以下是主要部分。此代码当前不起作用,我不知道为什么。它变得如此复杂,如此之快。我相当确定可以以更简单和更Pythonic的方式完成。但我不知道如何做。

import pandas as pd
from glob import glob

# 设置文件路径
excel_file_path = r"k:\blabla\path.xlsx"
folder_path = r"r:\blabla\path\*\*&"
df = pd.read_excel(excel_file_path, header=1)

# 从“Name”列中获取名称列表
names = df["Name"].tolist()
for folder_name in glob(folder_path, recursive=True):
    # 检查函数是否返回3个或2个变量。函数返回一个元组
    mName=''
    tuple_=extract_Names_From_Folders(folder_name)
    if len(tuple_) == 3:
        fName = tuple_[0] if tuple_ else None
        mName= tuple_[1] if len(tuple_) > 1 else None
        lName= tuple_[2] if len(tuple_) > 2 else None
    elif len(tuple_) == 2:
        fName = tuple_[0] if tuple_ else None
        lName= tuple_[1] if len(tuple_) > 1 else None
    elif len(tuple_) == 1:
        fName = tuple_[0] if tuple_ else None

    for _name in names:
        if len(_name)>2:
            tuple_=sort_Names(_name)
            if len(tuple_) == 4:
                excel_fName2=tuple_[1] if tuple_ else None
                excel_fName1=tuple_[0] if tuple_ else None
                excel_mName= tuple_[2] if tuple_ else None
                excel_lName=tuple_[3] if tuple_ else None
                print(excel_fName1+' '+excel_fName2,excel_mName+' '+excel_lName)
                # 检查子文件夹是否与Excel文件中的名称匹配
                if excel_fName1+' '+excel_fName2 == fName and excel_mName+" "+excel_lName == lName:
                    copy_the_file(folder_name,_name,df)
            if len(tuple_) == 3:
                excel_fName=tuple_[0] if tuple_ else None
                excel_mName= tuple_[1] if tuple_ else None
                excel_lName=tuple_[2] if tuple_ else None
                print(excel_f

<details>
<summary>英文:</summary>

I&#39;ve been working on this for days but no luck.

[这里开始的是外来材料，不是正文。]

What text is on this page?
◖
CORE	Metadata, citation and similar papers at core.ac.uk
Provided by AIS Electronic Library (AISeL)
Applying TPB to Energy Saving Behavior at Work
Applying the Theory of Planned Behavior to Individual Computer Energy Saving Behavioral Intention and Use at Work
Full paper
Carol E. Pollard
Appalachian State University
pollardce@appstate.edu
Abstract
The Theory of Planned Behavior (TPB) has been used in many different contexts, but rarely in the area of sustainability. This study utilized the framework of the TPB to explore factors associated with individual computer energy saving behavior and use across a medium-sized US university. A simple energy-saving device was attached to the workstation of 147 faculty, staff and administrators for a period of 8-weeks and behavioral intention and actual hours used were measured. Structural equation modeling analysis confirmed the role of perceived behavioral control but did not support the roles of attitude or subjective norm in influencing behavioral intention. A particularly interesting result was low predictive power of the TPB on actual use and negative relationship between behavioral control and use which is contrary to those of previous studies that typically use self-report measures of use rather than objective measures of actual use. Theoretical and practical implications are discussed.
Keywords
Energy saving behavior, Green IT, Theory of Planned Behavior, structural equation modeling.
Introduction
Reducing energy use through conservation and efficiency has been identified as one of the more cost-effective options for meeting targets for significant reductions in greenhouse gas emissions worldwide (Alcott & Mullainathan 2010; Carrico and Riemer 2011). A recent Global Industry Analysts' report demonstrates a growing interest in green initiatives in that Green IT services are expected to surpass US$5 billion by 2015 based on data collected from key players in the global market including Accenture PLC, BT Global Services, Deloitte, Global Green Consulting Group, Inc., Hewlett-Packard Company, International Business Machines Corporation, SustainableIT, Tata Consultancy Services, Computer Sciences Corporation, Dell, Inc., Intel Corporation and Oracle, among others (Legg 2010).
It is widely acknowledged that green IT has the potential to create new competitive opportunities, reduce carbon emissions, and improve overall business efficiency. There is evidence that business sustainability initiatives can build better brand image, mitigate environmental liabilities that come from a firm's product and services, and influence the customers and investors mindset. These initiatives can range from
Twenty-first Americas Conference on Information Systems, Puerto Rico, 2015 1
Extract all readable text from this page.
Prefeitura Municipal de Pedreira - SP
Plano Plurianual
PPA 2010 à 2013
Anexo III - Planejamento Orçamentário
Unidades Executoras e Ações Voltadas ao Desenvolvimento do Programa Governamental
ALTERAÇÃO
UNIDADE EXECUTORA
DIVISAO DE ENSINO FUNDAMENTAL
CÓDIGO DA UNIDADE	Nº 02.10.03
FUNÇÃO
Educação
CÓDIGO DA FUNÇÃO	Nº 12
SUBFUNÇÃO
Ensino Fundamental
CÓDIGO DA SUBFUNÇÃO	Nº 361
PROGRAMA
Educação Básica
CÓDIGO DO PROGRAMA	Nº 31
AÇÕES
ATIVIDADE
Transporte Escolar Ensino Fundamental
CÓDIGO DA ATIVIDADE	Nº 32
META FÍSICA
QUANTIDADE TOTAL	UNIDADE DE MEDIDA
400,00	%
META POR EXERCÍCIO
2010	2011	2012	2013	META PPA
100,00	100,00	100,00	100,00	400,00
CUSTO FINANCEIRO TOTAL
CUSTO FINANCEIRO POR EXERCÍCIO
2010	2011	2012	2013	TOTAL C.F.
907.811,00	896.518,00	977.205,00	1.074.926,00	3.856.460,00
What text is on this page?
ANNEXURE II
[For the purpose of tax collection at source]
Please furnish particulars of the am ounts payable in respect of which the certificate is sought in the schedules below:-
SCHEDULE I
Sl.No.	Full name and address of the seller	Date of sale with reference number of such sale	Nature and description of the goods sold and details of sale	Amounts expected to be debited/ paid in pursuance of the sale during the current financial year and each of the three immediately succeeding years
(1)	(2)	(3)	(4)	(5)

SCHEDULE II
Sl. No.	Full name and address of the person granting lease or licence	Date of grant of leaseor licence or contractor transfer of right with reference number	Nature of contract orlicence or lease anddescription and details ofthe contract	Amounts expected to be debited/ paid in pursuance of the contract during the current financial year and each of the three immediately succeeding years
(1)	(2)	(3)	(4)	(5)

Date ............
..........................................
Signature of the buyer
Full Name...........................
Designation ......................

I have some folder in another folder and I need to check if the Name of these folders appear on a Excel sheet. If so I want to copy the files to another folder. It seems easy job to be, but I&#39;m kind of new to python so I&#39;m lost. 

An Example of the list of names in excel file:

    [mike nicolai Tesla, Thomas Edison, Edie Morphy, Josef mike Tesla Johanssen]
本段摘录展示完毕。